8 Video Game Endings That Had More Questions Than Answers

"It's not a lake, it's an ocean." Yeah... WHAT?!

Alan Wake
Remedy

Grinding your way through hours of gameplay is near always worth it to reach that gratifying, clarifying, and oh-so-satisfying ending. Whether it's figuring out the meaning of art itself or just simply getting to smash the face off the biggest and baddest boss imaginable, video game endings are designed to give a fitting finale to all the time and love we pour into them.

Or at least, so you'd think.

Sometimes, the time we're given on screen just isn't enough to figure out what the hell has been going on for the past 20+ hours, and you're left scratching your head at an ending that was supposed to provide the goods. Is it really worth playing all that Final Fantasy for characters to just fade out into the wind like a lost fart?

You tell me.

Ambiguous endings are both some of the most frustrating and perfect finales to our favourite series, and even though we may never be given definitive answers or know the truth - half the fun comes from watching people guess, nyway.

8. Life Is Strange

Alan Wake
Square Enix

Square Enix's Life Is Strange is one of those games that sticks with you. Told episodically from the viewpoint of Max - a high school student who discovers she can turn back time after she saves a girl from getting shot - you're thrust into the heart of a dark murder mystery that threatens the very fabric of space and time itself. That, and surviving high school. Both are equally hard.
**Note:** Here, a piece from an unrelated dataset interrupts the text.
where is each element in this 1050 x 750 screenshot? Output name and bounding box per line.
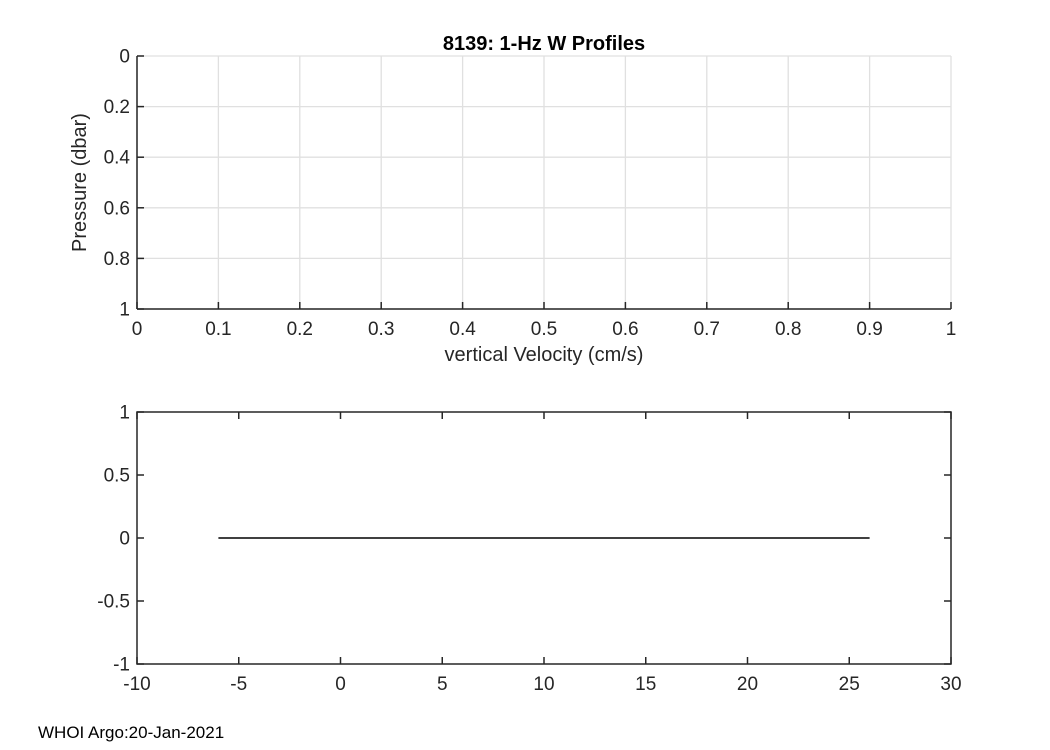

At the end of the game, you're faced with two distinct options: save Chloe, the wild child you've reconnected with and begun to love after rewinding to prevent her murder, or save your home town and everyone in it from instant destruction at the hands of a supernatural storm, conjured up from disrupting space and time with your rewind abilities. It's definitively the hardest choice you'll have to make, boiling down to saving the bay, or saving bae.

But what exactly happens once you've condemned a township or your love to destruction? If you save the bay, will the tornado come back since there's such a massive time jump? If you save Chloe, will she continue to be plagued by death? Why is one person's life so integral to how the universe functions? How exactly does Max live her life after losing her home or Chloe?

Life Is Strange doesn't really attempt to answer anything further than a simple wrap up to your choice - but dear god, is there so much more tugging at the edges.